Stop kidding
I am just going to say this from the get-go... What I am going to post right now is something that I think most people do NOT talk about and probably even suppress because it is that unspeakable.
The topic today is "regret". In particular, regretting having children.
"Regret" is synonymous with "mistake", and nobody likes to admit to themselves (and definitely, not to others) that they genuinely made a mistake. Regret usually intensifies when the window of opportunity to seek closure or rectify the mistake closes, which is also why regret of action can be more painful than regret of inaction. It is consciously putting yourself in harm's way or in a worse scenario than anticipated, and some mistakes cannot be reversed. What is done is done. Can't just say sorry and move on. Not that simple...
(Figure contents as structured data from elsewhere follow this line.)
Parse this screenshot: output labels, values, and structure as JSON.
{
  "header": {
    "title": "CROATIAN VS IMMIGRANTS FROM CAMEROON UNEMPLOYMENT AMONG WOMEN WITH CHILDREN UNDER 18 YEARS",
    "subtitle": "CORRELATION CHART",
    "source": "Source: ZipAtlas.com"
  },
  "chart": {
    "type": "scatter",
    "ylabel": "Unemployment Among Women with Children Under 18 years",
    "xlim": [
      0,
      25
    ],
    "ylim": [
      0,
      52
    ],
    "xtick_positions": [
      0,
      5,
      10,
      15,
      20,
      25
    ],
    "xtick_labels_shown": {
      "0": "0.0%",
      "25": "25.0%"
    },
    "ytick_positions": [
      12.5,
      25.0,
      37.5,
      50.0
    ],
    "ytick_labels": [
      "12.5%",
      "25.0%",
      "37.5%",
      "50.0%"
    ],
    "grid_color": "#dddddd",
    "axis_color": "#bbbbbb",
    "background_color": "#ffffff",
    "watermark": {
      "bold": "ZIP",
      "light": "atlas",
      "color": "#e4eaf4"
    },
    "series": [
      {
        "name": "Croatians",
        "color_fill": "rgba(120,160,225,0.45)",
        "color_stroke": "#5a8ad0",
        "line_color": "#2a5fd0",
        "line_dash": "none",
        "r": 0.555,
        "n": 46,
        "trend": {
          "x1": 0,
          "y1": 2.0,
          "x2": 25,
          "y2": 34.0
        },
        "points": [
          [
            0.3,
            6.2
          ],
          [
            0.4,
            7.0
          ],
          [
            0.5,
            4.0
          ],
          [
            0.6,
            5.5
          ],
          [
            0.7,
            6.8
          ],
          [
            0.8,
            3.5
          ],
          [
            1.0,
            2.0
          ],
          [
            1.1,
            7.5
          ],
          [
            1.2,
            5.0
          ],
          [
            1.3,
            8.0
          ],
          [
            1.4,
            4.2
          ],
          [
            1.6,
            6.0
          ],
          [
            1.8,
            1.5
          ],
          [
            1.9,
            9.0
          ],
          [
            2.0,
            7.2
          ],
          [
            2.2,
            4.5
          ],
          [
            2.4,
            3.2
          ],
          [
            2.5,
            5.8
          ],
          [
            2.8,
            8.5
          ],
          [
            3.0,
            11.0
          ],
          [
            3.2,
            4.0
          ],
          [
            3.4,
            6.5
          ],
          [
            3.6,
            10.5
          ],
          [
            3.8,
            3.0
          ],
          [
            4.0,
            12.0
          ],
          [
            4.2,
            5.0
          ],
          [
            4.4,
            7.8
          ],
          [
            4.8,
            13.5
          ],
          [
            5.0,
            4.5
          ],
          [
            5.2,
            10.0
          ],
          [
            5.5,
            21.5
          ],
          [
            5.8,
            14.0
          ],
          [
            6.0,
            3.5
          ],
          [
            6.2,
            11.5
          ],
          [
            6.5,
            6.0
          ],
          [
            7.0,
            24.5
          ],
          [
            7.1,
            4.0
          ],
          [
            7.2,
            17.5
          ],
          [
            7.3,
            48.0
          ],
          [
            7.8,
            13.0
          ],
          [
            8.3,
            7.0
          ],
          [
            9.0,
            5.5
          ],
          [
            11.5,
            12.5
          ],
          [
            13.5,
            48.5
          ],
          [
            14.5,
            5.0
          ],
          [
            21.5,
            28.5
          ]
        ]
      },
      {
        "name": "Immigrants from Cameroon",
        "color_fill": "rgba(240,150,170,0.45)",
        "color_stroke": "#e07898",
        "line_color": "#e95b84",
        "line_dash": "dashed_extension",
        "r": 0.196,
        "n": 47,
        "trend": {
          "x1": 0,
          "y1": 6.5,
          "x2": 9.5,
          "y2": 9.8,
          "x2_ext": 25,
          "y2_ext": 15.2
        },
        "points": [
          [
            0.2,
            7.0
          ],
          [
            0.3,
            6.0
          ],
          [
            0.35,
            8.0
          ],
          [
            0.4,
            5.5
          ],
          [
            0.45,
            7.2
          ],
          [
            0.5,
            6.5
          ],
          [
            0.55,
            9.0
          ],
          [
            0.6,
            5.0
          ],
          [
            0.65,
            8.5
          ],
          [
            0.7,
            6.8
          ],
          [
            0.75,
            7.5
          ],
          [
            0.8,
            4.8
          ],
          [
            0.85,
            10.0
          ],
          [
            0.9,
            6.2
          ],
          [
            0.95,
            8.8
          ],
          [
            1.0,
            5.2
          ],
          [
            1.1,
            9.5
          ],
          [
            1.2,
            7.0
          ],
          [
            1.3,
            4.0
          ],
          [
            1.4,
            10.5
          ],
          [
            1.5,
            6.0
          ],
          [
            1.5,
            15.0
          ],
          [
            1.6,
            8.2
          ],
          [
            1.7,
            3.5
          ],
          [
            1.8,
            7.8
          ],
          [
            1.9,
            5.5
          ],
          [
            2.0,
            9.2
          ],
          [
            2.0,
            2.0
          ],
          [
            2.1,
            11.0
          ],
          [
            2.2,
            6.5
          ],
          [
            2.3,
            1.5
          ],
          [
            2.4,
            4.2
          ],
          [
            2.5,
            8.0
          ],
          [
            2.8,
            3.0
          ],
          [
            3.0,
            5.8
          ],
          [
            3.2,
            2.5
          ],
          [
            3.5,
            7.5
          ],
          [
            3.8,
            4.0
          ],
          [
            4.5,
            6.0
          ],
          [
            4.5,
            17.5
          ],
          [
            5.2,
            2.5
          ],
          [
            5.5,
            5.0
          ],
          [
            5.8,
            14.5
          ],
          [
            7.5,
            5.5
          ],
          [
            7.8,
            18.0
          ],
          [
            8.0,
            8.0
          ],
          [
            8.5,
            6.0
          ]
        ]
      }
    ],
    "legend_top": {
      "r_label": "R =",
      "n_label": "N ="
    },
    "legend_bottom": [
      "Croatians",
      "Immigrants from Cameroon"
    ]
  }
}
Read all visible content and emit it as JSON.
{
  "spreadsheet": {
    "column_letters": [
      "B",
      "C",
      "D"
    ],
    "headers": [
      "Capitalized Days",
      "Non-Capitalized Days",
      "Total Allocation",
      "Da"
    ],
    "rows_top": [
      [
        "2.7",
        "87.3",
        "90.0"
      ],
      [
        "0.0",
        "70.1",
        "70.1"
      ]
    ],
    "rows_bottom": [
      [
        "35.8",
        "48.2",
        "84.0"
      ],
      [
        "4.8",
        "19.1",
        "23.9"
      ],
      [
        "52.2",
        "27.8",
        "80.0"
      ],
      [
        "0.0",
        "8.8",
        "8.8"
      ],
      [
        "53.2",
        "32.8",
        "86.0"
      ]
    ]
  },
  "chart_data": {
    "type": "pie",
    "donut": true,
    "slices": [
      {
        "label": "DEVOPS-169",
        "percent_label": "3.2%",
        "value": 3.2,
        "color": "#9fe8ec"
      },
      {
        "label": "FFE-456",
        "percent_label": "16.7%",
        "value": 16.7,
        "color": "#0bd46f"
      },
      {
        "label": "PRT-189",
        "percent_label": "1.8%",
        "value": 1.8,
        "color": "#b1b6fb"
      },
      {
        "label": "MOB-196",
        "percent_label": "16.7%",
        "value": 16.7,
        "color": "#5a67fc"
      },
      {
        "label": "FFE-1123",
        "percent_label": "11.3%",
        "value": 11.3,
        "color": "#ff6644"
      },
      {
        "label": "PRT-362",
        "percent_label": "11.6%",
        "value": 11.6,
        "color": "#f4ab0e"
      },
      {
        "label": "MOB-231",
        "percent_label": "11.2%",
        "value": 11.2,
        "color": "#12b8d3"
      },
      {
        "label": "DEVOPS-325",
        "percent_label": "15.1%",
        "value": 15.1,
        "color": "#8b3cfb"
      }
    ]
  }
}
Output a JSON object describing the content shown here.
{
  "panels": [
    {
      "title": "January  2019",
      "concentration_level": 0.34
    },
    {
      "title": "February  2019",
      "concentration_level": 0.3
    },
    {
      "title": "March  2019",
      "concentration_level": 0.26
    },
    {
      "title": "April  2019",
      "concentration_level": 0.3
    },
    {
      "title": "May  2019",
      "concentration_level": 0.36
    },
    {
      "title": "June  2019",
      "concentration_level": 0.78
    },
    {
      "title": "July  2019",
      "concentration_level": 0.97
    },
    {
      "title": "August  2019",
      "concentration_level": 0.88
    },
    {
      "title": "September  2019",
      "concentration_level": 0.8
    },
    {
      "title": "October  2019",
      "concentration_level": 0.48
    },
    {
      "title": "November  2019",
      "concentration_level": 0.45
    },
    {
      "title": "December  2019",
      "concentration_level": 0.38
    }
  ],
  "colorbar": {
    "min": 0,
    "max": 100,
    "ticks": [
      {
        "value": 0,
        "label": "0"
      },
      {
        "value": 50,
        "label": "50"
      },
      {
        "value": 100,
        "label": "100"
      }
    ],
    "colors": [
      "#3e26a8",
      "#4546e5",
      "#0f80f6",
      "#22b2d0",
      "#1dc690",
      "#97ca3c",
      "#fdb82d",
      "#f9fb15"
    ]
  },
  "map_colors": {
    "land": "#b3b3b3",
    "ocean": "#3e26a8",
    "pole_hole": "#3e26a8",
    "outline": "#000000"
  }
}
So when people intend to have children and go on to actually bring children into this world, it is intentional. I am referring to this particular group of people, and these people are usually the ones that are more open to be surveyed or willing to talk about parenthood. It is therefore interesting to note that these parents tend to say things like, "Being a parent makes me so happy" and "I never knew that I was such a loving person until I had my child", and the list goes on and on. You know what I am saying and you have heard these sweet and "awwww......" things before.
But can we stop romanticising parenthood? Can we just think about what these people are saying and if it is true? If we think about it... and I mean, REALLY think about it... I think the default answer is to say that making a conscious decision to create an innocent human being MUST be something positive. If it anything but positive, then you are portraying yourself to be a villain in your life story and an innocent person's life story because you are maybe not committed or prepared to care for and love this helpless being wholeheartedly. That is not cool, unless you don't mind humiliating yourself. Also, why is it that you have to create this whole new life to realise that you are actually a loving (or maybe, not so loving) person? Would anyone actually tell anyone that they realised they, in fact, are not that loving and patient and kind and empathetic and therefore, possibly do not possess the typical traits that a good parent ought to have? These statements that paint parenthood in such a positive light is actually not the 100% and authentic reflection of parenthood - it is a reflection of human pride.
At this point, it is probably appropriate to emphasise that I am not saying that everyone should never ever have kids and all parents are miserable because they detest their responsbilities or identities. This is not my point. My point is, and what I am concerned is, that people should not give fake reviews just to protect his or her pride. In this case, not give fake reviews about parenthood and what having kids is really really really really really like. Having kids should not suddenly awaken this loving and patient and kind and empathetic, etc side to you. Cause what if you can never biologically have kids? You won't ever realise that you can be loving and patient and kind and empathetic, etc? If this is the case, isn't humanity screwed up? And would you want future generations to be surrounded by this? Or worse, would you want your kids or future kids to be this screwed up? We definitely can be all these nice things without or before birthing a child... so let's remove our rose-tinted glasses and just really ask ourselves - WHY ARE WE BREEDING?